I missed the beginning of it because of some technical fault, and only by fiddling with the controls did I manage to make it behave itself. The woman next to me couldn't get hers to work at all until they did a "hard reset" on hers and (necessarily) mine too.

Singapore airport was hot and unfriendly. The air-conditioning was off, and I found it very difficult to stay awake; and when I went down to check on the departure gate, my boarding card was demanded, and I was firmly told to go away and come back later.

A little late because of the late arrival of the plane from Melbourne, we were off. I was in an aisle seat, the two people beside me being rather klutzy (my neighbour grabbed my screen controller, pumped up the volume, keeping going because it was having no effect in his headphones), and the lady has a weak bladder.

I found another documentary I wanted to watch, "Project Nim", about the project which attempted to take a baby chimp, raise it in a human family, and teach it sign language. It was quite horrific, for the human participants as well as the chimp. This is surely not the way to talk to animals.
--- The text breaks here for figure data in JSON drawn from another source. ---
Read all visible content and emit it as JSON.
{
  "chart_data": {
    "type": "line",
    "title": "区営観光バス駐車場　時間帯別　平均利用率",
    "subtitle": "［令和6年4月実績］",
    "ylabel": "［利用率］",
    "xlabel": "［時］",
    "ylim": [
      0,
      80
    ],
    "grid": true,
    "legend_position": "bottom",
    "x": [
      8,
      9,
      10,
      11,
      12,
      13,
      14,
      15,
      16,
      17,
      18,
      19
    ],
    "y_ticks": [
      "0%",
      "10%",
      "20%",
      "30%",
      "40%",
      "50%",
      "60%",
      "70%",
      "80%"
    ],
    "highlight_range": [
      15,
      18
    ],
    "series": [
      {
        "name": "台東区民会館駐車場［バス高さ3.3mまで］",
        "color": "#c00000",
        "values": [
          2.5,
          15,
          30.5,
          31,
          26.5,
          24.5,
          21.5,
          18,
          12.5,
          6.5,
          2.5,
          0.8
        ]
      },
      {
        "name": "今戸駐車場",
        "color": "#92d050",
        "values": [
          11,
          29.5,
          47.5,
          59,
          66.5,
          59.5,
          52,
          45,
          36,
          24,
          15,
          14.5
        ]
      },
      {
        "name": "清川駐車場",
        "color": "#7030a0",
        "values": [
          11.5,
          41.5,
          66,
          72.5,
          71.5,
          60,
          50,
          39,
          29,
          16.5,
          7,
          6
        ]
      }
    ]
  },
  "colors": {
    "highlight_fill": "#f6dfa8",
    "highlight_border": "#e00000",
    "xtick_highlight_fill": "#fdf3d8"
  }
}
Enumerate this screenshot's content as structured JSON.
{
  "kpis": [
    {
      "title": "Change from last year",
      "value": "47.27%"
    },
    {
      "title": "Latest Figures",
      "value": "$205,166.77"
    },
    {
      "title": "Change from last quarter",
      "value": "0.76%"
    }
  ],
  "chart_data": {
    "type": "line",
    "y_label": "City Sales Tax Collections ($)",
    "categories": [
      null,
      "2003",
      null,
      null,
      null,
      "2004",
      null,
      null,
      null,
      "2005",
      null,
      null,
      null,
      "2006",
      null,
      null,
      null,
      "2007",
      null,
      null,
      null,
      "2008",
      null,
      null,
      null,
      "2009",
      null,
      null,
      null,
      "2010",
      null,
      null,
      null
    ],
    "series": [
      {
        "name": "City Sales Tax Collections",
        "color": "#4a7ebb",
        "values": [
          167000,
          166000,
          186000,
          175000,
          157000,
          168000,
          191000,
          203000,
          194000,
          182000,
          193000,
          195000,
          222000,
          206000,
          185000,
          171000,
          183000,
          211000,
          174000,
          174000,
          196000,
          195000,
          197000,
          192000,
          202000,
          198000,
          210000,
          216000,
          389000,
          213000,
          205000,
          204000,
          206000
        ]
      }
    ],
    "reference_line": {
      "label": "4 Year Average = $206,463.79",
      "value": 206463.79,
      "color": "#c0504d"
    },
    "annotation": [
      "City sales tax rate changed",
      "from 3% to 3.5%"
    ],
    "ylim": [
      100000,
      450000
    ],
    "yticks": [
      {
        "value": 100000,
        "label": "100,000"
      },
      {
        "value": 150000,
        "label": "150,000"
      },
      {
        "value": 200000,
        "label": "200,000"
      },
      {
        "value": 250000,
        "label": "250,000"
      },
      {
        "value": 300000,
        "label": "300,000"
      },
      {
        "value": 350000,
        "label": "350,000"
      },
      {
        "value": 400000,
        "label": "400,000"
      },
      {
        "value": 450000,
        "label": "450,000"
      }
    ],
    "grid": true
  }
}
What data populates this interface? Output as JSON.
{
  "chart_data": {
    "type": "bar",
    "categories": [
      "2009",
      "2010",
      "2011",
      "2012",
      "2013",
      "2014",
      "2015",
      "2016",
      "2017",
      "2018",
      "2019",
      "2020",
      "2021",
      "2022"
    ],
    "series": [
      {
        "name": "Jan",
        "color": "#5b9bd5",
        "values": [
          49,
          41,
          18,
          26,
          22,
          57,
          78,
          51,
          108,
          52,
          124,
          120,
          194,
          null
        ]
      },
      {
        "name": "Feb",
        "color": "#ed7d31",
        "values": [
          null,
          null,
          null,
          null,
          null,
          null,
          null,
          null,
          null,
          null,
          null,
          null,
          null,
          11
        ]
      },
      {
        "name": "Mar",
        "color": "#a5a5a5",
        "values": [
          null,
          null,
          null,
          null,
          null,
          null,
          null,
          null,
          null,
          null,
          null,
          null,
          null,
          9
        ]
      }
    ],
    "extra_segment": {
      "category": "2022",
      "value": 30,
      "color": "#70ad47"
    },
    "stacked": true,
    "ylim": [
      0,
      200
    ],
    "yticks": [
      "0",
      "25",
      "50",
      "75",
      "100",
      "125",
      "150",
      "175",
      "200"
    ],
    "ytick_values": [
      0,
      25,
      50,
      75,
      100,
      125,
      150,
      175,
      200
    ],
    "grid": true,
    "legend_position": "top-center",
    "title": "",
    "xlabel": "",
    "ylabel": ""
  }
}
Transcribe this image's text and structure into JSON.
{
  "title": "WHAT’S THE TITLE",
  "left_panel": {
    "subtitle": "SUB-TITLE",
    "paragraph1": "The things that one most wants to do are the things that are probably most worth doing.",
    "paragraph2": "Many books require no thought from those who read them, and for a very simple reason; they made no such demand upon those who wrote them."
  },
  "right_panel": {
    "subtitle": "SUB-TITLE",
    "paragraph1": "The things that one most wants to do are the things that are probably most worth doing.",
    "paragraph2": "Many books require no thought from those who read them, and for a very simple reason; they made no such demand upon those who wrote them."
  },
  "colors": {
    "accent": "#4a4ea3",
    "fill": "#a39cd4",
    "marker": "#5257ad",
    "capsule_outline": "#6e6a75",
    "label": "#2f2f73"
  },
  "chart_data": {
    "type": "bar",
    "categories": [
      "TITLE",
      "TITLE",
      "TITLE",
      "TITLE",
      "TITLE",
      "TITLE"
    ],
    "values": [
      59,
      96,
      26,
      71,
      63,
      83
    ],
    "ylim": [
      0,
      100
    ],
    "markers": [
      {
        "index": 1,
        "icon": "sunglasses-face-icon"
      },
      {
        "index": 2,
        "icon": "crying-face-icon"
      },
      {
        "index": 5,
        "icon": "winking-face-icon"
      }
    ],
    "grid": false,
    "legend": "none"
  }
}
The tail-mounted camera on the plane showed a gibbous moon just above the western horizon, never getting any lower.

I got to sleep after dinner, and managed to doze until almost breakfast.

Friday 6 January

The moon was in the same place in the sky at breakfast time, and remained there until we changed course for the landing run. The smudge of lights that was London was visible from the other side of the Channel. I looked at them knowing that my home is down there among them. London does not look like an American city when seen from the air at night: less light, more ground detail.

The chief steward told us that somebody had been smoking, and this was the third warning; if they caught the culprit they would hand him/her to the police on arrival.

All went uneventfully after that: as before, a long wait to get off the plane and an even longer wait for my bags, but I was out quite smartly and on a train for home.